Çalışma yaşamında işçilerin sağlıklı yaşamasına odaklanmalı, işçi sağlığı ve iş güvenliği alanındaki profesyoneller kamuya bağlı çalışmalıdır.
İş güvenliği uzmanlarının iş güvencesi ve ekonomik bağımsızlığı sağlanmalıdır.
İş güvenliği uzmanlarının ücretleri ile ilgili TMMOB düzeyinde her yıl asgari ücret açıklaması yapılmalıdır.
‘AYLIK ÇALIŞMA SAATİ DÜŞÜRÜLMELİ’
İş güvenliği uzmanları, yıllık beş günlük eğitim ve yıllık izin haklarını kullanma konusunda sorunlar yaşamaktadırlar. İş güvenliği uzmanlarının bu temel haklarının korunması için önlem alınmalıdır.
İş güvenliği uzmanlarının aylık çalışma saati düşürülmeli ve yolda geçen süreler aylık çalışma saatinden sayılmalı.
İş güvenliği uzmanlarının başta eğitim olmak üzere mali, yasal, uygulama, statü, işveren kaynaklı ve cinsiyet ayrımına yönelik sorunlar ortadan kaldırılmalıdır.
Uygulamada, iş güvenliği uzmanlarının kendi tecrübe ve görüşüne göre yönetmeliklerde belirtilenlerin dışında birçok kayıt tutmaktadır. Kayıt karmaşasının önlenmesi ve iş güvenliği uzmanlarının evrak düzenlemesinde aşırı zaman harcamasını önlemek ve sahada çalışma süresini artırmak için bir komisyon tarafından tutulacak kayıtlar standart hale getirilmelidir.
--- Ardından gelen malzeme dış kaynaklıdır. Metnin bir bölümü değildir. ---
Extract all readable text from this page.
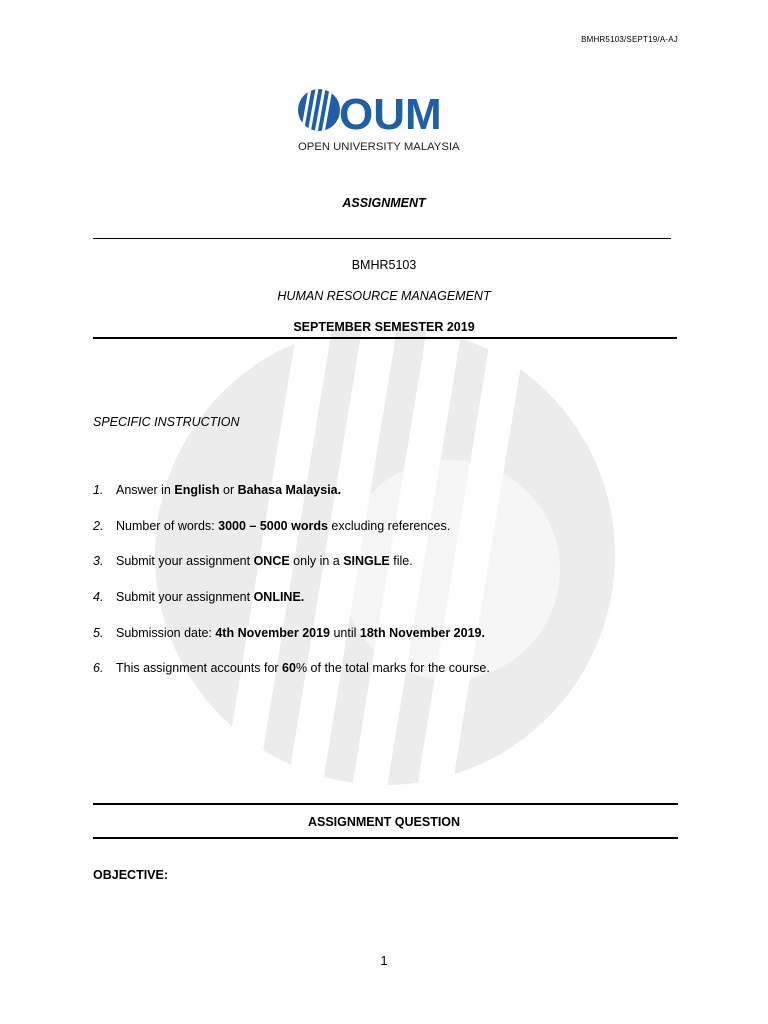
BMHR5103/SEPT19/A-AJ
OUM
OPEN UNIVERSITY MALAYSIA
ASSIGNMENT
BMHR5103
HUMAN RESOURCE MANAGEMENT
SEPTEMBER SEMESTER 2019
SPECIFIC INSTRUCTION
1. Answer in English or Bahasa Malaysia.
2. Number of words: 3000 – 5000 words excluding references.
3. Submit your assignment ONCE only in a SINGLE file.
4. Submit your assignment ONLINE.
5. Submission date: 4th November 2019 until 18th November 2019.
6. This assignment accounts for 60% of the total marks for the course.
ASSIGNMENT QUESTION
OBJECTIVE:
1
‘İŞ GÜVENLİĞİ MÜHENDİSLİĞİ UYGULAMASINA GEÇİLMELİ’
İş güvenliği uzmanları eğitimleri ticari bakış açısından çıkartılıp eğitimlerin kamusal bakış açısı ile meslek odaları tarafından verilmesi gerekmektedir.
TMMOB ile Bakanlık arasında yapılacak olan protokol ile iş güvenliği uzmanlarının alt disiplin dallarındaki uzmanlık eğitimlerinin verilmesi sağlanmalıdır.
İş güvenliği uzmanlığı yerine iş güvenliği mühendisliği uygulamasına geçilerek meslek yüksek okulu mezunları ve diğer dört yılllık mezunların üzerinden iş güvenliği teknikerliği uygulamasına geçilmelidir.
Calışanların iş güvenliği eğitimlerikamusal bakış açısı ile kurulmuş olan uygulamalı eğitim merkezlerinde verilmelidir.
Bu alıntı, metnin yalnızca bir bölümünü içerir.